Consta que o embaixador itinerante de José Eduardo dos Santos, António Luvualu de Carvalho, continua sem um escritório decentemente apetrechado para o “bom” exercício das suas obrigações.

Obrigações essas que, no contexto da actual Angola, se resumem na preservação e engrandecimento da imagem do país e dos seus mentores, um só afinal, Titular do Poder Executivo, Presidente da República e Presidente do MPLA, agora reeleito com a modesta votação de 99,6%.

O jovem Luvualu, cuja ascensão meteórica se deveu essencialmente aos seus articulados que imaginariamente transformam pobreza extrema em riqueza, foi nomeado por José Eduardo dos Santos para um cargo até então inexistente: Embaixador Itinerante. Foi em Setembro do ano passado.

De lá para cá, Luvualu passou a despachar directamente com o Chefe de Estado, mas o que “entristece” o jovem embaixador de elevado potencial imaginativo, bem como os seus amigos que, com a mesma energia, endeusam a imagem de José Eduardo dos Santos, na TPA e não só, é o facto do mais novo embaixador alegadamente continuar sem um escritório decente, que permita a flexibilização e o devido funcionamento da exigente função.

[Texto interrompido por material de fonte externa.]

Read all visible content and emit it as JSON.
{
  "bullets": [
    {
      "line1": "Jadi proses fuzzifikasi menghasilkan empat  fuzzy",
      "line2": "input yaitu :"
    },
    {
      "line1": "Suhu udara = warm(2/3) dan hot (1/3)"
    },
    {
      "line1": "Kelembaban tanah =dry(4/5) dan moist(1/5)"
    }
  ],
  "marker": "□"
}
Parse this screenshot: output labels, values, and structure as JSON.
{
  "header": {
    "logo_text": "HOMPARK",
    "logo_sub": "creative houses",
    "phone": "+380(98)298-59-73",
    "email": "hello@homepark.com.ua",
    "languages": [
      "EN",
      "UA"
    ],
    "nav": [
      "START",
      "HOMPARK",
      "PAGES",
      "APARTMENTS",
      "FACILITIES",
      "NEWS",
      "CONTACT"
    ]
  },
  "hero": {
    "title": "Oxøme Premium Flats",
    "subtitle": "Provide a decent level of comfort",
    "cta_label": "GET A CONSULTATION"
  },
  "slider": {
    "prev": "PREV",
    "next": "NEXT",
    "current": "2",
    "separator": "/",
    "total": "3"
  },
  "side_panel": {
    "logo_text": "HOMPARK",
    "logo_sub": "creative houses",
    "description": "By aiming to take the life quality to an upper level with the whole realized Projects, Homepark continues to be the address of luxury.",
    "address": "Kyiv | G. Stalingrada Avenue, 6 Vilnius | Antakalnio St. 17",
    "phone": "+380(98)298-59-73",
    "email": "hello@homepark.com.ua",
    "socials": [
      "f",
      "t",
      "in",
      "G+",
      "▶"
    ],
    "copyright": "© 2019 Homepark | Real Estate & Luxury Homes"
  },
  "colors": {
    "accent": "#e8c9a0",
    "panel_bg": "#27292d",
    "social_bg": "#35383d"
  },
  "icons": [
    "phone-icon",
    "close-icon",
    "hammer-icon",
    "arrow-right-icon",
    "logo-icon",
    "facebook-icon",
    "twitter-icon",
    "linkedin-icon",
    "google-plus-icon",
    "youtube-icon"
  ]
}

Porém, de acordo as informações chegadas até ao Folha 8, Luvualu de Carvalho continua zelosamente a exercer as suas tarefas num quarto “bastante” apertado, antes utilizado para o armazenamento de materiais higiénicos, como: “vassoura, baldes, pás, esfregonas, papéis e guardanapos higiénicos”, aí depositados no final de cada dia.

A ser verdade é grave, e revela um desrespeito sepulcral das instituições do Estado, sobretudo pelo desrespeito revelado pelo “pai” político do embaixador, sua majestade o rei de Angola.

De acordo com o Decreto Presidencial nº 186/15, o embaixador itinerante depende política e metodologicamente do Presidente da República e desenvolve a sua actividade em estreita colaboração com o Grupo de Trabalho de Supervisão da Comunicação Social.

Ainda segundo o citado Despacho, o referido embaixador integra a carreira diplomática do Ministério das Relações Exteriores, para efeitos de direitos e regalias.

Contudo, os encargos inerentes às suas deslocações e estadia no decurso das suas actividades, bem como o orçamento referente à implementação do seu programa de acção, devem ser suportadas pela Secretaria Geral da Presidência da República.